Parimenti a recensore, l'autore M. Ferraris non intende appieno espressione di simulazione; questa in verità solo non pignolamente in stesso inglese dicibile "experiment" e in italiano imprecisamente dicibile e non sempre: "esperimento". Terminologicamente, "experiment" ed "experimental" in lingua inglese possono indicare anche non esclusione di "simulazione", ma "esperimento" e "sperimentale" in italiano invece ne escludono indicazione.
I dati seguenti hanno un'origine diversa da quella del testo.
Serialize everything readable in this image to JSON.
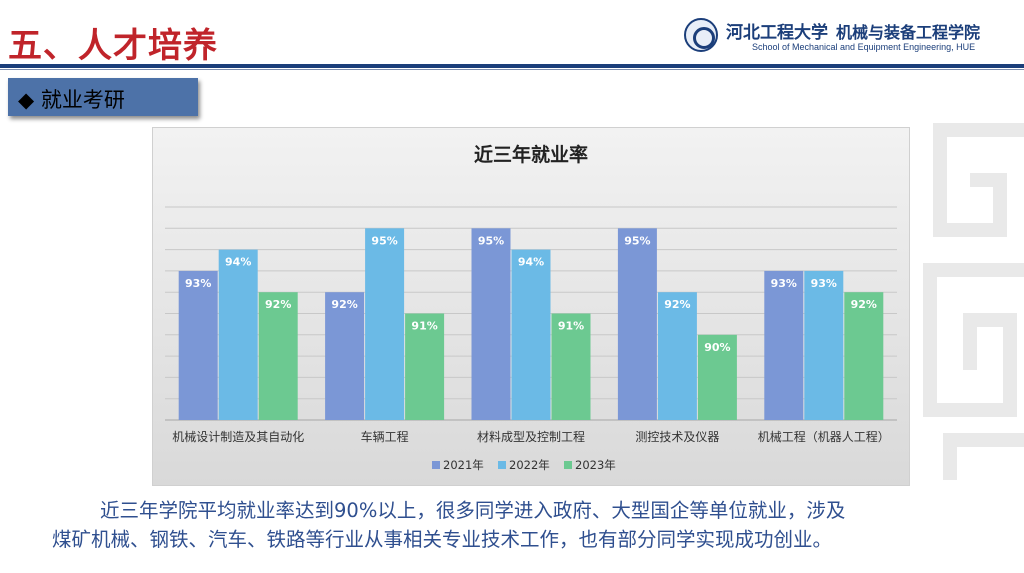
{
  "header": {
    "title": "五、人才培养",
    "logo_university": "河北工程大学",
    "logo_school_cn": "机械与装备工程学院",
    "logo_school_en": "School of Mechanical and Equipment Engineering, HUE"
  },
  "section": {
    "marker": "◆",
    "label": "就业考研"
  },
  "chart_data": {
    "type": "bar",
    "title": "近三年就业率",
    "categories": [
      "机械设计制造及其自动化",
      "车辆工程",
      "材料成型及控制工程",
      "测控技术及仪器",
      "机械工程（机器人工程）"
    ],
    "series": [
      {
        "name": "2021年",
        "values": [
          93,
          92,
          95,
          95,
          93
        ],
        "labels": [
          "93%",
          "92%",
          "95%",
          "95%",
          "93%"
        ],
        "color": "#7b97d6"
      },
      {
        "name": "2022年",
        "values": [
          94,
          95,
          94,
          92,
          93
        ],
        "labels": [
          "94%",
          "95%",
          "94%",
          "92%",
          "93%"
        ],
        "color": "#6bbae6"
      },
      {
        "name": "2023年",
        "values": [
          92,
          91,
          91,
          90,
          92
        ],
        "labels": [
          "92%",
          "91%",
          "91%",
          "90%",
          "92%"
        ],
        "color": "#6cc991"
      }
    ],
    "ylim": [
      86,
      96
    ],
    "grid": true,
    "legend_position": "bottom"
  },
  "paragraph": {
    "line1": "近三年学院平均就业率达到90%以上，很多同学进入政府、大型国企等单位就业，涉及",
    "line2": "煤矿机械、钢铁、汽车、铁路等行业从事相关专业技术工作，也有部分同学实现成功创业。"
  },
  "colors": {
    "title_red": "#c0242a",
    "navy": "#1b3e7a",
    "section_blue": "#4d72a8",
    "text_blue": "#2f4f8f"
  }
}
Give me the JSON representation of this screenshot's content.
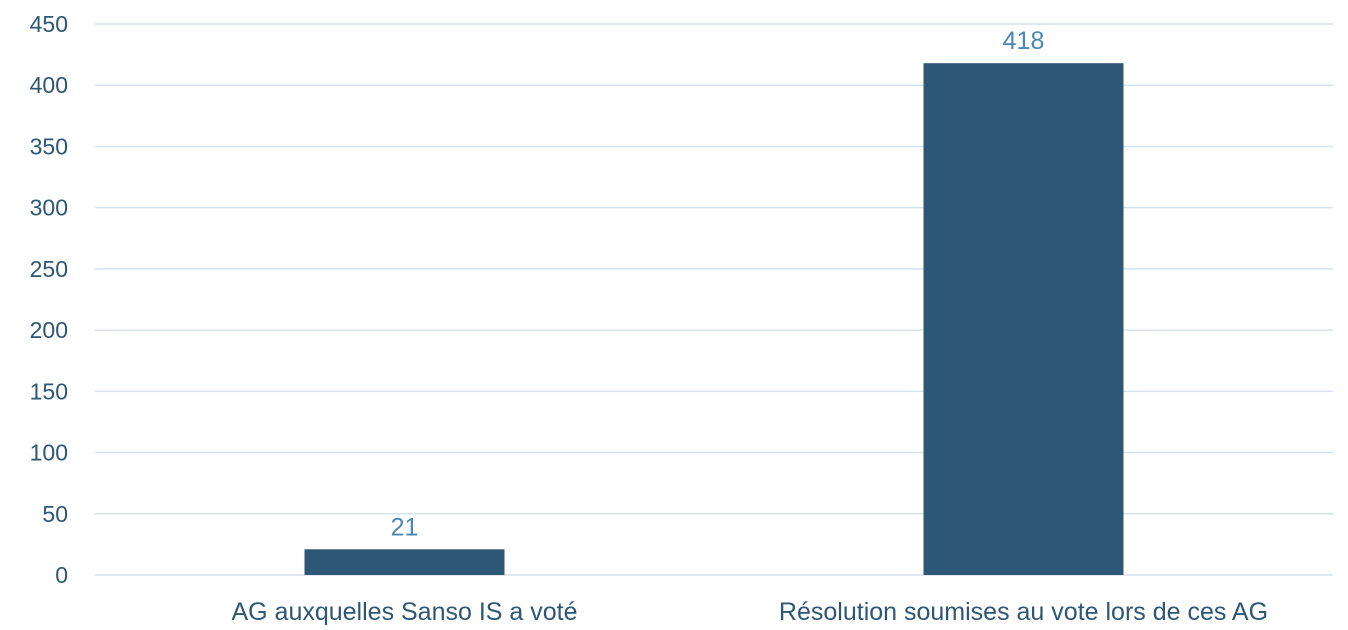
{
  "chart_data": {
    "type": "bar",
    "categories": [
      "AG auxquelles Sanso IS a voté",
      "Résolution soumises au vote lors de ces AG"
    ],
    "values": [
      21,
      418
    ],
    "data_labels": [
      "21",
      "418"
    ],
    "title": "",
    "xlabel": "",
    "ylabel": "",
    "ylim": [
      0,
      450
    ],
    "yticks": [
      0,
      50,
      100,
      150,
      200,
      250,
      300,
      350,
      400,
      450
    ],
    "ytick_labels": [
      "0",
      "50",
      "100",
      "150",
      "200",
      "250",
      "300",
      "350",
      "400",
      "450"
    ],
    "grid": true,
    "legend": "none"
  },
  "colors": {
    "bar": "#2e5775",
    "gridline": "#d6e2ee",
    "tick_text": "#2e5775",
    "category_text": "#2e5775",
    "data_label_text": "#4a87b8"
  }
}
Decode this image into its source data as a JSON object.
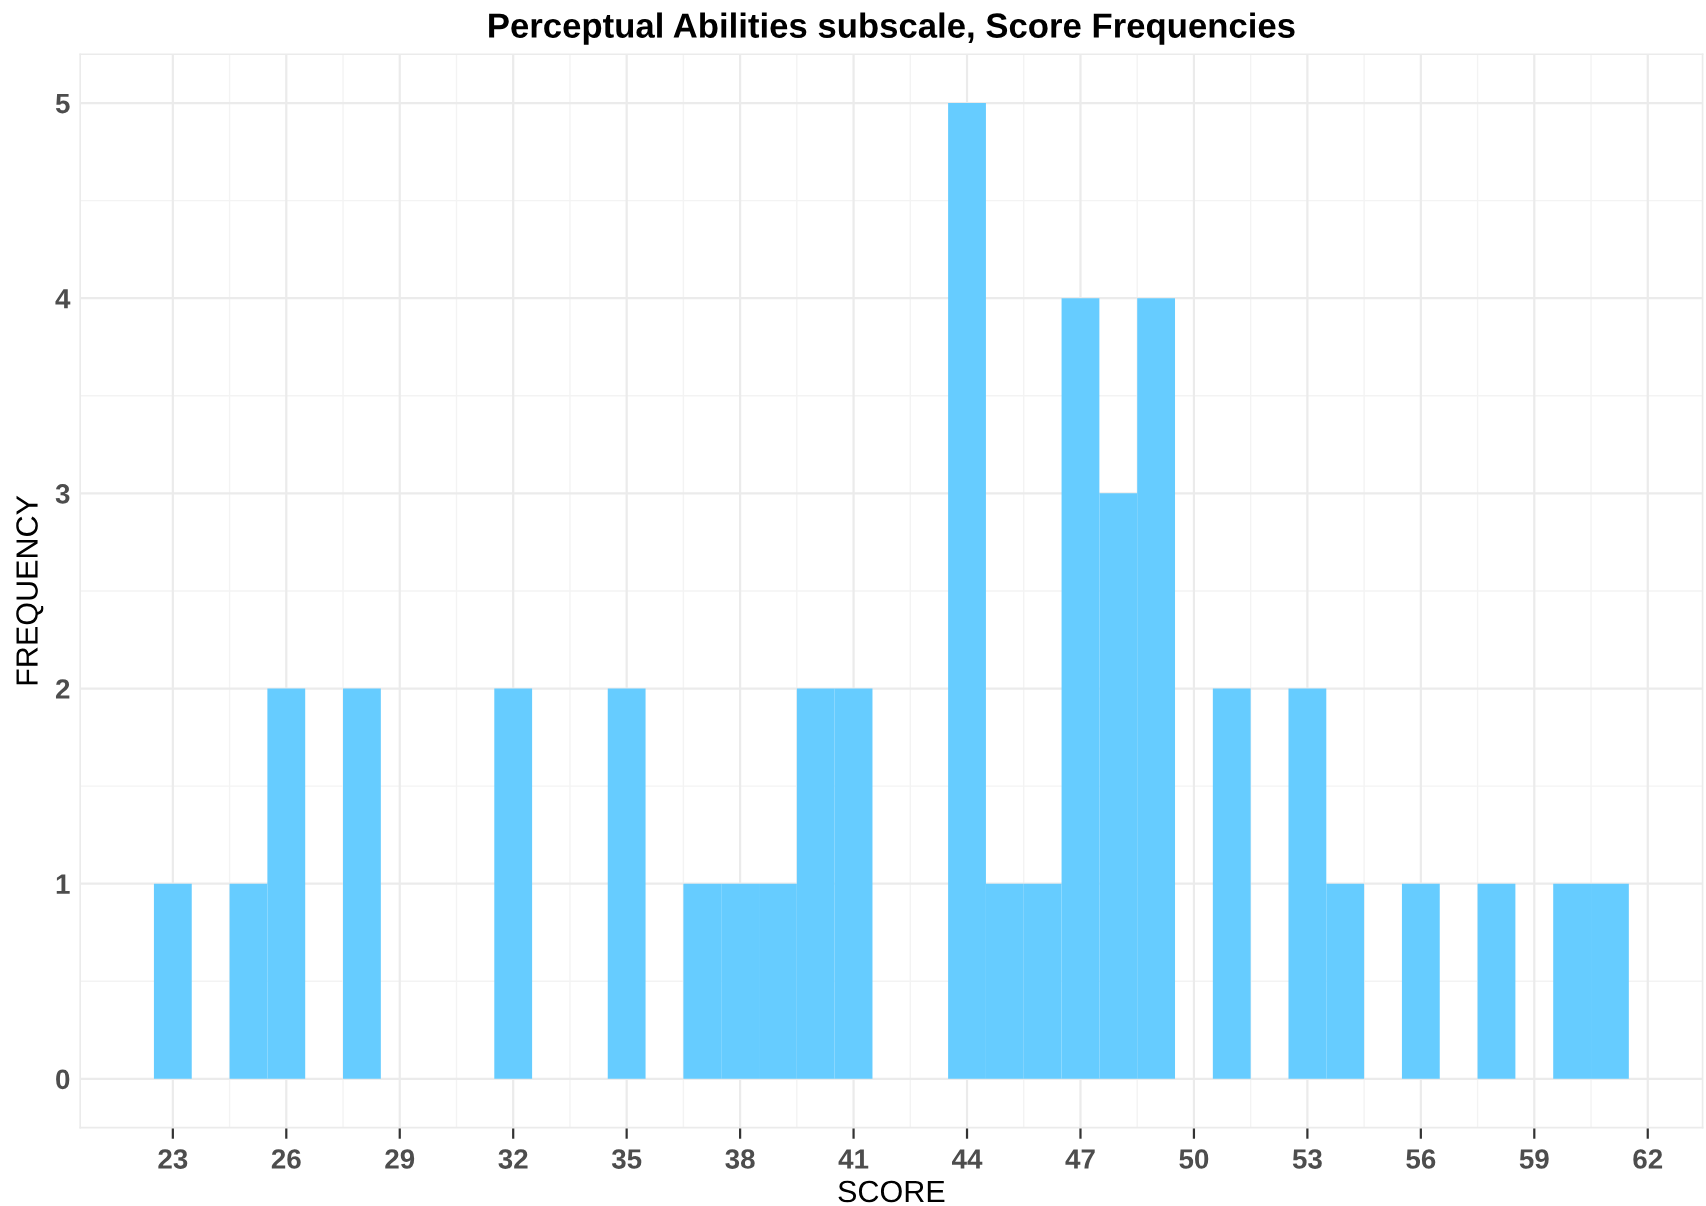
{
  "chart_data": {
    "type": "histogram",
    "title": "Perceptual Abilities subscale, Score Frequencies",
    "xlabel": "SCORE",
    "ylabel": "FREQUENCY",
    "bins": [
      22.5,
      23.5,
      24.5,
      25.5,
      26.5,
      27.5,
      28.5,
      29.5,
      30.5,
      31.5,
      32.5,
      33.5,
      34.5,
      35.5,
      36.5,
      37.5,
      38.5,
      39.5,
      40.5,
      41.5,
      42.5,
      43.5,
      44.5,
      45.5,
      46.5,
      47.5,
      48.5,
      49.5,
      50.5,
      51.5,
      52.5,
      53.5,
      54.5,
      55.5,
      56.5,
      57.5,
      58.5,
      59.5,
      60.5,
      61.5
    ],
    "values": [
      1,
      0,
      1,
      2,
      0,
      2,
      0,
      0,
      0,
      2,
      0,
      0,
      2,
      0,
      1,
      1,
      1,
      2,
      2,
      0,
      0,
      5,
      1,
      1,
      4,
      3,
      4,
      0,
      2,
      0,
      2,
      1,
      0,
      1,
      0,
      1,
      0,
      1,
      1
    ],
    "color": "#66ccff",
    "xlim": [
      20.55,
      63.45
    ],
    "ylim": [
      -0.25,
      5.25
    ],
    "xticks": [
      23,
      26,
      29,
      32,
      35,
      38,
      41,
      44,
      47,
      50,
      53,
      56,
      59,
      62
    ],
    "yticks": [
      0,
      1,
      2,
      3,
      4,
      5
    ],
    "grid": true
  }
}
James aveva anche fatto riferimento ad atto sessuale maschile masturbatorio completo, con sostanzializzazione della panna senza appannaggio, su cosa neutrale non neutra per stessa sostanza, cioè non respingente, né per altra affettività possibile né per controaffettività unicamente possibile. Indicava oggetto finto ideale ma pure oggetto più finto non ideale non inibente né repulsivo; e mostrava, anoeticamente, concetto universale di materialità-originarietà da idea particolare di originarietà-materialità.
Ma Ferraris, nel riferirsi a originalità-materialità e materialità-originalità, non ha fatto suoi ragionamenti con vero esempio citato ma con uno suo, erotico. Quello di (W.) James era sessuale.
Alla insulsa saccenteria della recensione corrisponde la invadente pedanteria di autore Maurizio Ferraris, la quale tradiva propria (di Ferraris stesso) interpretazione culturale limitata a riformulazioni insufficienti.